Punk Rock at Lyric Hammersmith

Punk Rock at Lyric Hammersmith

10 September, 2010
by: Naima Khan

Simon Stephens explores what lies behind the destuctive tendencies we associate with teenagers.

Some have referred to Punk Rock as "The History Boys on acid", but it's more Lord of The Flies in blazers. Currently playing at Lyric Hammersmith, Punk Rock follows a group of 17-year-olds as they gather in a forgotten room of their school library where they attempt to revise, philosophise and talk about sex. With no adults in sight, they police themselves, and decide how to treat the weak among them. A cocky, cruel Breakfast Club forms, promising a dark ending and offering an occasional nugget of insight.

For the students of a privileged grammar school in Stockport, university looms and with it an escape from their uninspiring town and a focus on Cambridge. Simon Stephens' script is as harsh as it is hilarious. It rumbles with constant comedy and impending doom via a cast of tremendously talented actors playing intricately crafted characters.

A fantastic Edward Franklin plays the arrogant Bennett whose nonchalant attitude to the hurt he inflicts on his peers is unsettlingly universal and in some ways worse than his actions. At times he's both the friend and foe of misfit William, played by the impressive Rupert Simonian (A Thousand Stars Explode in the Sky) whose mental health deteriorates at the hands of his so-called friends.

Between the discordant scene changes, set to the script-specified music of Big Black, Sonic Youth and White Stripes, we realise how rarely we move on from things we discuss as teenagers.
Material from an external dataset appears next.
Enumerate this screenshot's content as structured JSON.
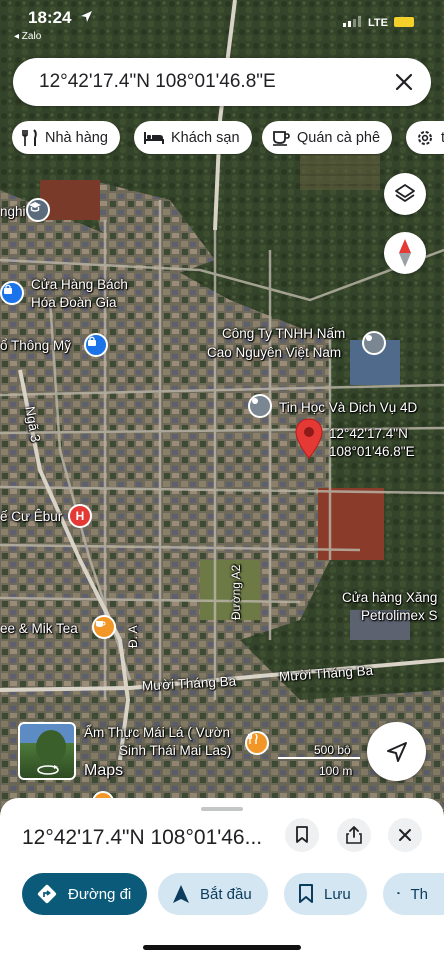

Stephens also highlights how unfair adults are to forget that young people live in an adult world where they can't escape rejection, tragedy, and loneliness. Impressively, he does this without the presence of adults.

Though Punk Rock magnifies the dysfunction in the group, there remains the reality that young people behave differently in the absence of adults. Straight A student Cissy (Ruth Milne) might not appear as dysfunctional to the adults she comes into contact with, but in front of her peers she reveals self-destructive tendencies. In this respect Stephens draws a distinction between gender. His male characters set about hurting others whereas the girls seem to focus their dysfunction inwardly.

Stephens is also clever to avoid any plain conclusions. He offers no answers but presents the humans behind inhumane acts. To his credit, he never oversimplifies the situation by blaming teenage woes on poverty, alcohol or video games; rather he creates something that spans generations. In Punk Rock, not even the building cacophony of tragedy and pressure can explain away the final, inevitable act of violence. His triumph is showing his audience that no one is a monster. However we choose to label incomprehensibly cruel people, they remain people.

 

Punk Rock runs at Lyric Hammersmith until 18th September.